Anyone who is interested in in the shape and direction of our society should read this book. In What Money Can’t Buy, Michael Sandel provides an interesting counter-point to the market fundamentalism that dominates our society today.
In the United States we have been encouraged to let markets solve every problem, but there are limitations to the market. What Sandel asks is whether or not puttting something up for sale devalues it. Using examples including human blood, time, and civic involvement, he answers that selling something can cheapen it.
This can be a difficult argument to make, because we all value things like education and community involvement differently. Still, Sandel gives examples of how valuing things with money can actually lead to counter-intuitive results.
I think the underlying thought is that if you pay someone, providing an ancillary or outside incentive for what should be done because of its intrinsic good, then that person could be induced to do the opporite if a sufficient incentive were offered.
We live in an era of market-fundamentalism, which is just as powerful as any other kind of religious fundamentalism. Economists have pushed politicians and popular discourse to think of everything as being valued only in dollars and sense. It leads to economists saying things like “price gouging is good” after disasters.
The book covers issues like naming rights, line jumping, and sky boxes. Is it right to selll advertising on cop cars? Is it right to sell advertising space on our own bodies?
There is one aspect of these kinds of questions that I don’t think Sandel adequately covers. He never talks about where markets fail. Although a market theoretically should cater to the desires of people, it can’t cover needs and desires that aren’t recognized. Markets also do not always allocate things efficiently or fairly or produce the best option. The proliferation of bad pop music is an easy example. Food deserts are another example of a market failure. Sandel talks about the moral failrues of markets, but I think that more discussion about technical failures of markets would have strengthened this book.

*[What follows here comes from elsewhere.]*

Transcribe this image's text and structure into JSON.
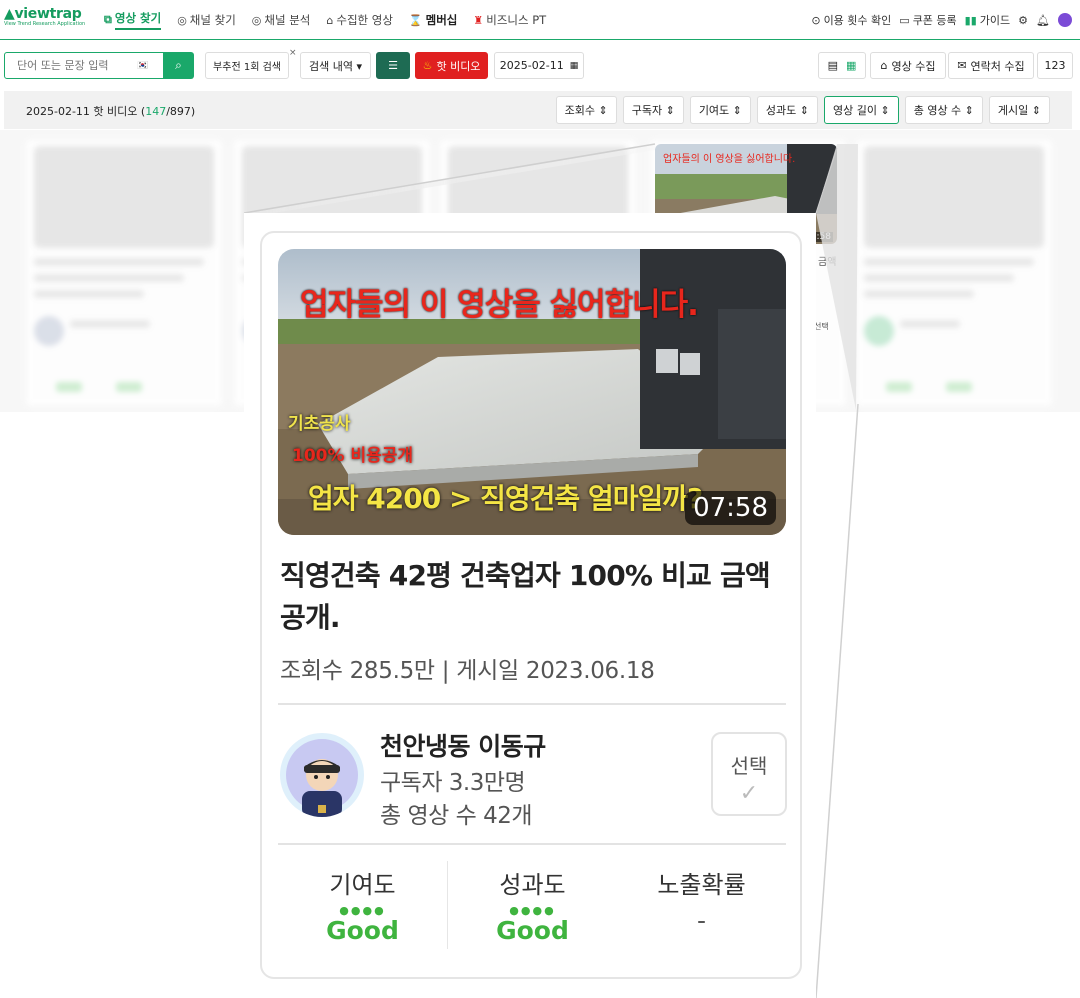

Nonetheless, in reading Sandel’s book, there is an underlying assumption that there are things that are good and right. All is not relative in Sandel’s world, and it is not in ours. “In adition to debating the meaning of this or that good, we also need to ask a bigger question, about the kind of society in which we wish to live.”
I think everyone should read this book and think about what kind of society we want to live in, especially as we go through a round of elections where this discussion is being brought into sharp relief. Buy a copy or visit your library and get one. The questions in this book are some of the most important we face, and this is a side of the discussion that is too seldom heard.